Later Friday, however, T-Mobile USA Inc., Alltel Corp. and U.S. Cellular Corp. all jumped into the scrum, with me-too announcements of their own.
By day’s end, Motorola turned out a press release that quoted Stu Reed, Motorola’s newly appointed head of mobile devices, delivering a bit of hype.
“The Motorola Razr2 delivers the sharpest mobile experiences available-and customers of every national carrier in the U.S. can now own one,” Reed said. “With smart features available such as blazing-fast 3G wireless broadband, and modern style that’s slimmer and stronger than the original, the Motorola Razr2 is the ultimate iconic feature phone.”
The Razr2 will hit the U.S. in three major models. The v9 is HSDPA, the v9m is CDMA2000 1x EV-DO and the v8 is GSM/GPRS/EDGE. Pricing ranges from $250 to $300.
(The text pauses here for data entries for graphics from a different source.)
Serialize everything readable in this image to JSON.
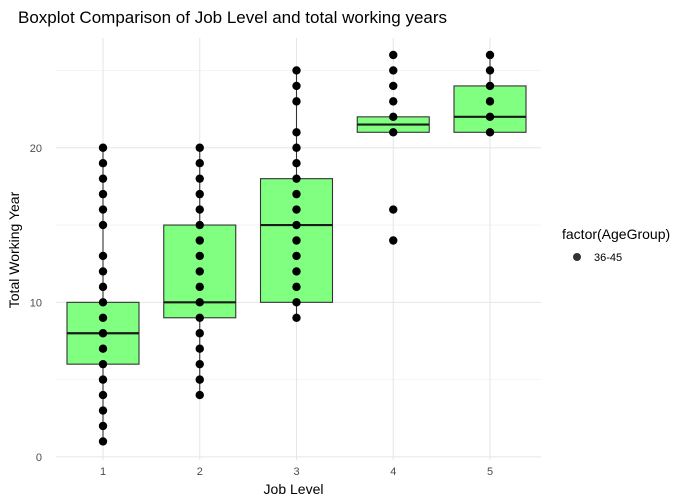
{
  "chart_data": {
    "type": "boxplot",
    "title": "Boxplot Comparison of Job Level and total working years",
    "xlabel": "Job Level",
    "ylabel": "Total Working Year",
    "categories": [
      "1",
      "2",
      "3",
      "4",
      "5"
    ],
    "ylim": [
      -0.2,
      27.1
    ],
    "y_ticks": [
      0,
      10,
      20
    ],
    "grid": true,
    "box_fill": "#80ff80",
    "point_color": "#000000",
    "legend": {
      "title": "factor(AgeGroup)",
      "entries": [
        "36-45"
      ],
      "position": "right"
    },
    "boxes": [
      {
        "category": "1",
        "q1": 6,
        "median": 8,
        "q3": 10,
        "whisker_low": 1,
        "whisker_high": 20
      },
      {
        "category": "2",
        "q1": 9,
        "median": 10,
        "q3": 15,
        "whisker_low": 4,
        "whisker_high": 20
      },
      {
        "category": "3",
        "q1": 10,
        "median": 15,
        "q3": 18,
        "whisker_low": 9,
        "whisker_high": 25
      },
      {
        "category": "4",
        "q1": 21,
        "median": 21.5,
        "q3": 22,
        "whisker_low": 21,
        "whisker_high": 22
      },
      {
        "category": "5",
        "q1": 21,
        "median": 22,
        "q3": 24,
        "whisker_low": 21,
        "whisker_high": 26
      }
    ],
    "points": [
      {
        "category": "1",
        "values": [
          1,
          2,
          3,
          4,
          5,
          6,
          7,
          8,
          9,
          10,
          11,
          12,
          13,
          15,
          16,
          17,
          18,
          19,
          20
        ]
      },
      {
        "category": "2",
        "values": [
          4,
          5,
          6,
          7,
          8,
          9,
          10,
          11,
          12,
          13,
          14,
          15,
          16,
          17,
          18,
          19,
          20
        ]
      },
      {
        "category": "3",
        "values": [
          9,
          10,
          11,
          12,
          13,
          14,
          15,
          16,
          17,
          18,
          19,
          20,
          21,
          23,
          24,
          25
        ]
      },
      {
        "category": "4",
        "values": [
          14,
          16,
          21,
          22,
          23,
          24,
          25,
          26
        ]
      },
      {
        "category": "5",
        "values": [
          21,
          22,
          23,
          24,
          25,
          26
        ]
      }
    ]
  }
}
The beleaguered company may be forgiven for a bit of hyperbole in describing the Razr2, as it is betting heavily that the “sleeker outside, more powerful inside” device will revive its fortunes in the United States market in which it dominates. Motorola’s U.S. market share slid to 33% from 37% between the first and second quarters of this year. A European launch of the Razr2 is also anticipated, which could help restore Motorola’s sliding fortunes overseas as well.
Last week, analyst Tero Kuittinen of Avian Securities L.L.C. said that even modest sales of the devices across so many distribution channels could well provide Motorola with a bounce back from the depths of its second-quarter malaise and revive the handset vendor’s fortunes.
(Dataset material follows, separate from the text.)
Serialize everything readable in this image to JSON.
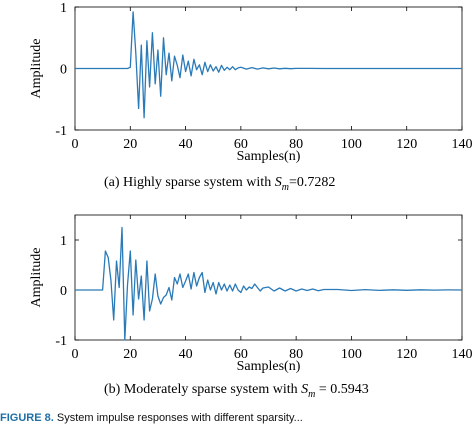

In contrast, analyst Avi Greengart at Current Analysis said that despite the widespread distribution-and partly because of it-Motorola would have to spend heavily on an effective marketing campaign to focus consumers on the next-generation Razr device, as the original Razr continues to sell well at price points as low as free to $50. (More expensive, feature-packed Razrs sell in the $100 to $200 range, with subsidies.)